A sample agenda for meetings looks something like this:
- A welcome and introductions, making clear the facilitators are not licensed mental health professionals (although they have some in attendance).
- A “comfort agreement”—a set of guidelines for participation that set the intention of creating a safe space.
- A trigger warning—inviting folks to drop out of the conversation or seek assistance from a therapist via their EAP if needed.
- News/featured updates, such as upcoming speakers, additions to the resource page, and more.
- Separating into breakout rooms. In the meeting, facilitated through Microsoft Teams, participants follow links to separate Outlook calendar invites for condition-specific support groups, including:
- Anxiety and OCD
- Autism Spectrum
- Eating Disorders
- Severe Mental Illness
“After every monthly call, we have a facilitator debrief just to check in,” Jeff shares. “It can be really heavy and raw during the breakouts. We want to fix what’s broken and we can’t. We offer support and virtual hugs, but it’s important for us as facilitators to make time for each other after meeting – to listen and support, but also identify key themes that we need to account for in the next meeting.”
How It’s Going
When Jeff looks back on the times he, Nancy and their family were in the throes of Drew’s manic highs and depressive lows, he remembers “participating in suffering that probably wasn’t necessary.” In part due to stigma, and in part because they felt like Drew’s struggles were his story to tell, Jeff and Nancy isolated. “If someone has cancer, they probably have a CaringBridge,” Jeff says. “People are bringing over hotdish and praying for you.

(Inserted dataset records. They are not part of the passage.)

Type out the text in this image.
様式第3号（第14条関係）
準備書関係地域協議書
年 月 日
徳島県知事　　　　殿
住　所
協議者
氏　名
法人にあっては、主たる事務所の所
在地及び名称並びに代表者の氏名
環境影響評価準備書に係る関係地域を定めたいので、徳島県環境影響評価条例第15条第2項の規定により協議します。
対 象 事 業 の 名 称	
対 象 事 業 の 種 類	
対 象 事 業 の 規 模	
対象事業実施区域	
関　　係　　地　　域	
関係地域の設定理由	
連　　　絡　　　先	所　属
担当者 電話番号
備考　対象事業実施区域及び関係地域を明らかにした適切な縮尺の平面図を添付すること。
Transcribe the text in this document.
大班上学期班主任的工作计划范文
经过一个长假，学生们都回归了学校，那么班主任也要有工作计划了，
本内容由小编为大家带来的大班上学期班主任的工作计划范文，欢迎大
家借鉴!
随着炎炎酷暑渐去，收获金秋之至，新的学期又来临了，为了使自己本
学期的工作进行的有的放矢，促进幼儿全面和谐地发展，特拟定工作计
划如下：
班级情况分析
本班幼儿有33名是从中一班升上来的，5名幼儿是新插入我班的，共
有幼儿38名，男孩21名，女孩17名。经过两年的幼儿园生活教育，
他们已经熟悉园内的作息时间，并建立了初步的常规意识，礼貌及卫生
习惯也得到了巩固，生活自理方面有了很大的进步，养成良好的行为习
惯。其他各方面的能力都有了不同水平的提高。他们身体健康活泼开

But with mental health, there’s a stigma and it’s the worst thing for those who are suffering—to feel like there’s nowhere to turn.”
“People need to find people who they can be their true authentic self with,” Jeff tells us. “Telling my story is hard. But creating a framework that leads people to make connections and find out they’re not alone—oh my goodness, that brings me joy. When people join the breakout sessions, and hear the stories of others, you can hear people taking that big sigh—coming up for air, finding they’re not alone. Sometimes that’s the little bit of renewed energy they need in order to take that next step.”
When we asked Jeff what he would share with other employers considering creating a similar group, he said: “We talk about work-life balance as if they’re two separate things. They’re not… they’re inseparable. Most employers are eager to retain their best employees and they want to help them to be productive, even when they are burdened with caregiving concerns. Many employers offer an EAP but they’re often underutilized. Sometimes when people find out they’re not alone, they’re more likely to reach out for resources like an EAP.”
“The Light Bringer”
Through it all, Jeff has worked to ensure he takes care of himself and his family, so he is best prepared to help others. He meets with his VP at least once per month to connect on any needs related to this work. “We miss our son every day,” he said, “and the work that I do with the support group helps in my healing.”
Outside of the office, Jeff takes special care of cardinals that visit his home—making sure the feeder is full and the water is fresh. “They remind me of my son,” he shares. He kayaks every month, rain or shine or even ice and snow—rolling at least once, proudly exclaiming, “I always come up!” But perhaps most profoundly, Jeff and Nancy recently welcomed their first grandchild into the world; “It’s amazing how a grandchild changes everything,” Jeff glowed.
Jeff’s grandson’s name is Luca, which means “light bringer,” and we can’t imagine a more apropos name for the grandson of a man who, through care, community building, intentional reflection, and a commitment to honor the memory of his son—is bringing light to so many.